Speed is a legitimate objective. Canada does need to build mines, ports, pipelines, transmission lines, housing-enabling infrastructure and energy projects faster than the current maze often allows. Conservatives should not pretend every delay is noble or every duplicate review protects the public interest. A country that cannot approve and build strategic infrastructure becomes poorer, weaker and more dependent.
But the Canadian Press report shows why the backlash was not imaginary. The discussion papers reportedly floated approving major projects before reviews are complete, exempting some projects from species-at-risk protections, and moving review responsibility for pipelines, transmission lines and offshore renewable projects from the Impact Assessment Agency to the Canada Energy Regulator. Those are not housekeeping edits. They are structural changes with legal, environmental and Indigenous-consultation consequences.

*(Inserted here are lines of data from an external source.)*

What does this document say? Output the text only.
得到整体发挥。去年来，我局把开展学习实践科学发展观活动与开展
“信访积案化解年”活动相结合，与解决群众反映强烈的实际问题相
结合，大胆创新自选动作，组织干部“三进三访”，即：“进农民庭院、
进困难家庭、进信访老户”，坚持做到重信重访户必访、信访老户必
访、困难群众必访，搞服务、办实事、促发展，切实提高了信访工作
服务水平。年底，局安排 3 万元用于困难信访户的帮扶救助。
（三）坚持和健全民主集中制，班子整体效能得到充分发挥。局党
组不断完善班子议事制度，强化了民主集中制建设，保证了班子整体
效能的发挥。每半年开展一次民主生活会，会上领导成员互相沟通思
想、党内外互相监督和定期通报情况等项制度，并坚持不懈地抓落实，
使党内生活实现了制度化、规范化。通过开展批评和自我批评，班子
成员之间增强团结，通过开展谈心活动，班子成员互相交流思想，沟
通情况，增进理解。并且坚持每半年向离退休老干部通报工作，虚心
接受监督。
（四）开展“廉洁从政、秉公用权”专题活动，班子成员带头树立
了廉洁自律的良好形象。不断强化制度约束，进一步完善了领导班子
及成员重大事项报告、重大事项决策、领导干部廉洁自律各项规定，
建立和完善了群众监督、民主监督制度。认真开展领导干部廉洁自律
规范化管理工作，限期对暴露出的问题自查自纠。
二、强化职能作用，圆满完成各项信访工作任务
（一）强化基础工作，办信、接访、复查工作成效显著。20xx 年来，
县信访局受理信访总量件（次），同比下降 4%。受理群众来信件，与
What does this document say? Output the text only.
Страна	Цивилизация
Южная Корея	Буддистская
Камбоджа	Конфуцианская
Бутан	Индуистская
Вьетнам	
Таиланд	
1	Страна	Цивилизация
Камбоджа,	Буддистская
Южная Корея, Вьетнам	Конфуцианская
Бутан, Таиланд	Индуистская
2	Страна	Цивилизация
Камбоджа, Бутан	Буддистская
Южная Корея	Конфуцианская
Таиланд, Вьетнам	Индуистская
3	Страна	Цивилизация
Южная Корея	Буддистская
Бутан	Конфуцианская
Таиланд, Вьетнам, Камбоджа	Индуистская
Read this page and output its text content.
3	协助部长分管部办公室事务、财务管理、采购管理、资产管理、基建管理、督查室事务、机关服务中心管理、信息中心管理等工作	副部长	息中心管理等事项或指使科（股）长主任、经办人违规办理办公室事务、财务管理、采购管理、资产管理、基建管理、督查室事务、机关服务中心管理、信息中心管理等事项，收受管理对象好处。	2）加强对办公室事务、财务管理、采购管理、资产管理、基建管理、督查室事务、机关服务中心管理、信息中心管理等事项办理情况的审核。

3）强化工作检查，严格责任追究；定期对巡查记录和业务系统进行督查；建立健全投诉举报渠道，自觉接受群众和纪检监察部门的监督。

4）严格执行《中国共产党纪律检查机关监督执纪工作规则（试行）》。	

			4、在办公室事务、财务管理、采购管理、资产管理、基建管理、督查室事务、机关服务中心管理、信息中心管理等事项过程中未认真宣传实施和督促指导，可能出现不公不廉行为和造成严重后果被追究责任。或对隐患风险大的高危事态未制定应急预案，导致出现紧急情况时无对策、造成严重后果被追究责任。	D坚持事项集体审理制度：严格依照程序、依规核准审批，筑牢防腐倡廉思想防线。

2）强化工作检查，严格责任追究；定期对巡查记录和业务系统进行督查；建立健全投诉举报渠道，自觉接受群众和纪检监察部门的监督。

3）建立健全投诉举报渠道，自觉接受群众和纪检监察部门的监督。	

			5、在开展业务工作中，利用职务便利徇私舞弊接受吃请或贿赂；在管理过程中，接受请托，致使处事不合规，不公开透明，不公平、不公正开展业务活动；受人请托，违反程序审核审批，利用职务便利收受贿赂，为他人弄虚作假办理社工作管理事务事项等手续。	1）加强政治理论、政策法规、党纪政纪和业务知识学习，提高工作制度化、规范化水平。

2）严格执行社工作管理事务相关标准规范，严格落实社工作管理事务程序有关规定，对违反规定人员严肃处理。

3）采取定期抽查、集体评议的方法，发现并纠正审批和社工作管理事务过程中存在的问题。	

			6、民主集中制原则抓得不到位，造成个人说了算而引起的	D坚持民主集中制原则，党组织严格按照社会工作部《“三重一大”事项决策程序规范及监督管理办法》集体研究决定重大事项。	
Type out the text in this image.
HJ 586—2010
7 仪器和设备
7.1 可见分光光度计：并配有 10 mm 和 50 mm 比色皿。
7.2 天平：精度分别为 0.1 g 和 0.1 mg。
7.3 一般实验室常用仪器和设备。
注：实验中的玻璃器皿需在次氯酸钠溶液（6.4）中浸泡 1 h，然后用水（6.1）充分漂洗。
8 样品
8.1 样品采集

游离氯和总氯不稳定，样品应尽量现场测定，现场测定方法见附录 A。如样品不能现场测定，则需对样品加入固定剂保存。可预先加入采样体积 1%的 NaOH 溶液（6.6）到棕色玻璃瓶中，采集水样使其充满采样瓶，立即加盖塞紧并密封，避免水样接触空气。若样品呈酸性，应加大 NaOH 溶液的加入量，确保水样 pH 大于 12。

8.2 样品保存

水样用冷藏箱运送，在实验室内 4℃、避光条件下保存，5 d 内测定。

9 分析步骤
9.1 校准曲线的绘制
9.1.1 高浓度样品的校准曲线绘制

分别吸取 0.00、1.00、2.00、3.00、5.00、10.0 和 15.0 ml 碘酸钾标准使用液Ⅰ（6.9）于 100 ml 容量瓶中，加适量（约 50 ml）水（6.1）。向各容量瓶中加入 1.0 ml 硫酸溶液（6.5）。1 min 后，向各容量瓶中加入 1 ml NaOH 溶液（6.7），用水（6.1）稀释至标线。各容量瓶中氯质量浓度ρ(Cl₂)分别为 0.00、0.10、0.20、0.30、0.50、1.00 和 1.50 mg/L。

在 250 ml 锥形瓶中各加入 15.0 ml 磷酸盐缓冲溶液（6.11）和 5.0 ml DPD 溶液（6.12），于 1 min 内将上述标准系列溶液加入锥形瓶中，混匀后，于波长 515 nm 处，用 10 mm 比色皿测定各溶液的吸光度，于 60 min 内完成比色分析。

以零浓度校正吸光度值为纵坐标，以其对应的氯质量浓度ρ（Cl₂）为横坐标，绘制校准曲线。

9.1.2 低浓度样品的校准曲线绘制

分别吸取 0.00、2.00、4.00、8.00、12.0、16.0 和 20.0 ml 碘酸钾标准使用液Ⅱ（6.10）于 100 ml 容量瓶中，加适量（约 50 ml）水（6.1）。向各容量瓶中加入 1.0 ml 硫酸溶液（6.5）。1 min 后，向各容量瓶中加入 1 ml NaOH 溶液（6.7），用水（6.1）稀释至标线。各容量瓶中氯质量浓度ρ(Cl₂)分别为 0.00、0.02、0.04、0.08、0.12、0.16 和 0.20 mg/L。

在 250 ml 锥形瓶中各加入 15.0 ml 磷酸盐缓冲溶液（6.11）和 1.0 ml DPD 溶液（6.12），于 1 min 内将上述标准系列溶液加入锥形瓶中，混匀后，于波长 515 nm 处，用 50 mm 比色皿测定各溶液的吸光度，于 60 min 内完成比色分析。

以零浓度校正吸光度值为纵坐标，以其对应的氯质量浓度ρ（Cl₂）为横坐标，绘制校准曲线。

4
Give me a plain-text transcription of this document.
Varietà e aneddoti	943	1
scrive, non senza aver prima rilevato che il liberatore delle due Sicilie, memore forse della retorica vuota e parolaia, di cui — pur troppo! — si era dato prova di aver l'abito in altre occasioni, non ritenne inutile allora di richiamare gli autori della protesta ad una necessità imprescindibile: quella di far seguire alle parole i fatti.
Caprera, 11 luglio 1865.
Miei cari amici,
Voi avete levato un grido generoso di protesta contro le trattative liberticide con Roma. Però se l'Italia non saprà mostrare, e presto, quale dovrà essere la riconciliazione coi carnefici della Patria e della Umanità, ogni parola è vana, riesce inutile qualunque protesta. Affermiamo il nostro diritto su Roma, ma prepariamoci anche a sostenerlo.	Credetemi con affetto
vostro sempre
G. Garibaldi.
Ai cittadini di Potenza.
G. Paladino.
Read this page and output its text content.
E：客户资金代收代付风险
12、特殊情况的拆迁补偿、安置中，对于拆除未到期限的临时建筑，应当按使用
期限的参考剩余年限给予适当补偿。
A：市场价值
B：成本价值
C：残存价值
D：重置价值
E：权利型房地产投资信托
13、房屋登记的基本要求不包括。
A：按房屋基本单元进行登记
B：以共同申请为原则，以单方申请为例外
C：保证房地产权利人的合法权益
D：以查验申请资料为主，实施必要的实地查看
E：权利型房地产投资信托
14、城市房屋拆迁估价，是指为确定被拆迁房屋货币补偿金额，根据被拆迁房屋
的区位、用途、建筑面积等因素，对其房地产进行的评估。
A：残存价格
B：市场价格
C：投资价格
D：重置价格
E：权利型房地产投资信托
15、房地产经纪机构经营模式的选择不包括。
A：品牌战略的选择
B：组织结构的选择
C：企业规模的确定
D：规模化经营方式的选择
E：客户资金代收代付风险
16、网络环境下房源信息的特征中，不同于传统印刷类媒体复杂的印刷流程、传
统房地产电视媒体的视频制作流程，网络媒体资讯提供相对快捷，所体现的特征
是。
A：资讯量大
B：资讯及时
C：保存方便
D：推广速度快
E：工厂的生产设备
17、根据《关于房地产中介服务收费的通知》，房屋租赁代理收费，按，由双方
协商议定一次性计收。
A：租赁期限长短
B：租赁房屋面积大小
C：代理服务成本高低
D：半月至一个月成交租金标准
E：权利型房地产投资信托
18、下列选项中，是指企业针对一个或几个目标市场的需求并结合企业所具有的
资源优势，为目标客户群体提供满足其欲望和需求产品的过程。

The accountability problem is simple: Ottawa tried to sell speed before publishing enough guardrails. If cabinet can exempt a project from a protection rule, Canadians need to know the test, the evidence threshold, the appeal path and the public record. If one regulator replaces another, Canadians need to know whether the change improves expertise or narrows scrutiny. If Indigenous consultation is being compressed, Ottawa needs to prove the process will survive court review instead of creating another expensive delay after the ribbon-cutting press conference.
The right conservative standard is not “block everything.” It is “build with receipts.” Publish a summary of submissions. List which laws could be overridden, narrowed or reassigned. Identify which project categories benefit. Show the timeline from application to decision, including where public comment, Indigenous rights analysis and judicial-risk review fit. Then attach performance metrics so Parliament can see whether faster approvals actually produce completed projects.
Carney wants to brand himself as the competent builder after a decade of Liberal bottlenecks. Fine. The fall bill is his chance to prove it. But competence is not measured by how quickly Ottawa writes itself new discretion. It is measured by whether taxpayers, provinces, Indigenous communities, proponents and environmental watchdogs can see the rules before power is used.
The consultation clock is running. This time, Canadians should not accept “trust us” as the project plan.
- Government of Canada: Engagement period extended on proposed reforms to strengthen one Canadian economy
- Canadian Press via CityNews Halifax: Ottawa pumps the brakes on proposed changes to major project environmental reviews
- The Deep Dive: Ottawa Buys Time on Environmental Review Overhaul as Critics Close In
This article argues for transparent fast-track rules, public submission summaries and durable legal safeguards before Parliament votes on major-project review changes.